Он сделал рассчитанное движение, словно и впрямь направлялся к дверям.
— Александр Сергеевич! — настиг его уже через два шага отчаянный вскрик.
— Да? — вопросительно подняв бровь и полуобернувшись, спросил Пушкин холодно.
— Голубчик, умоляю, не бросайте меня! Что бы там ни было, от кого бы вы ни посланы, все равно… — Ключарев самым натуральным образом ломал руки, словно герой модных в восемнадцатом столетии чувствительных романов с обмороками, слезами и прочим бурным проявлением чувств на каждой странице. — Право же… В моем нынешнем положении выбирать особенно не из чего… Возьмите меня с собой, заключите под арест, под стражу, верните в Петербург, я на все согласен… Хуже все равно уже быть не может…
«Крепенько же тебя прижали в углу неведомые силы, — не без злорадства подумал Пушкин. — Это и называется: пошел за шерстью, а вернулся стриженым…»
Как случалось уже не первый раз, ему стало стыдно — не за себя, а за этого человека. Стыдно оттого, что человек этот был плох, подл, преступен — и приходилось теперь, ничем не выдавая своих настоящих чувств, беседовать с ним дружески, пытаться расположить к себе…
— Быть может, пройдем в комнаты?
— Да, конечно, конечно! Простите, я не догадался предложить…
Ключарев буквально побежал мимо него в комнаты, мелкой, угодливой трусцой, оставлявшей самое отвратительное впечатление. Он был высок, толстощек и растрепан, вовсе не тучный, казался тем не менее каким-то рыхлым, как опара в квашне.
— Не угодно ли вина?
— Нет, благодарствуйте, — сказал Пушкин, отметив внимательным взглядом целое скопище пустых и полных бутылок на столе и под столом, какую-то закуску, киснущую в блюдцах.
Он присел подальше от стола, извлек тонкую коричневую сигару из серебряного плоского футляра и чиркнул о край стола новомодным изобретением — фосфорной спичкой.
— Ну, а я, с вашего позволения… — Ключарев трясущимися руками налил себе вина в грязноватый стакан и осушил одним духом, как воду. Улыбнулся криво, искательно. — Знаете, если напиться до беспамятства, они не всегда могут добудиться…
Это нам знакомо, подумал Пушкин, пуская дым. Граф Пален, один из убийц императора Павла I, четверть века в день убийства надирался, как последняя свинья — потому что ввечеру к нему являлась тень…
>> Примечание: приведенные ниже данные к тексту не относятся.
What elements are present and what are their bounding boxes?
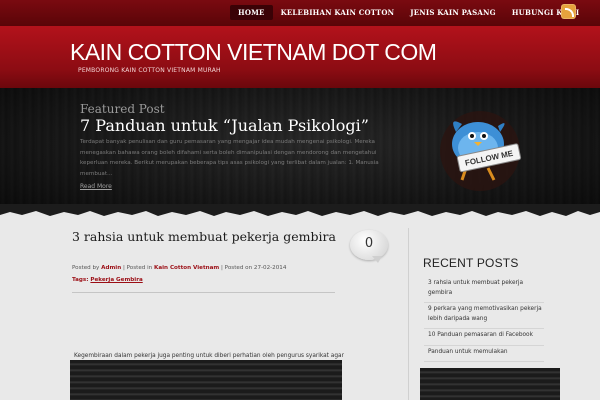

— До чего странно все получается, — сказал Ключарев с преувеличенной развязностью, усаживаясь напротив. — Кто бы мог подумать, что знаменитейший наш пиит, солнце российской словесности, в то же время еще — и офицер Третьего отделения…
— Это не впервые в истории мировой литературы, — сказал Пушкин холодно. — Вы получили прекрасное образование, Степан Николаевич, вам следовало бы помнить многочисленные примеры. Кристофер Марло, замечательный поэт и друг великого Шекспира, служил в английских тайных ведомствах. Иные уверяют даже, что его рекомая смерть в драке была мнимой, а на деле он таким образом всецело отдался своему второму ремеслу. И Даниэль Дефо, автор «Робинзона Крузо». И знаменитейший драматург Бомарше… Ничего нового, как видите. Ничего нового под этим солнцем, в полном соответствии с Екклезиастом… — Он отложил сигару на край блюдечка, пронзительно-синие глаза были холодными как лед. — Отвлечемся от моей скромной персоны, поговорим лучше о вас. Ведь вы — убили, Степан Николаевич? Двух человек вы убили в Петербурге. Я хотел бы услышать от вас подтверждение этой печальной истины, иначе, простите, не получится душевного разговора…
— Убил, — сказал Ключарев, что удивительно, даже с какой-то глупой бравадой. — Взял грех на душу, Александр Сергеевич, чего уж тут… — Его глаза горели лихорадочным блеском. — Но великодушно обратите внимание на обстоятельства, убил не корысти ради, не из низменных, вульгарных стремлений вроде неоплаченного карточного долга или жажды обладать дорогими красавицами…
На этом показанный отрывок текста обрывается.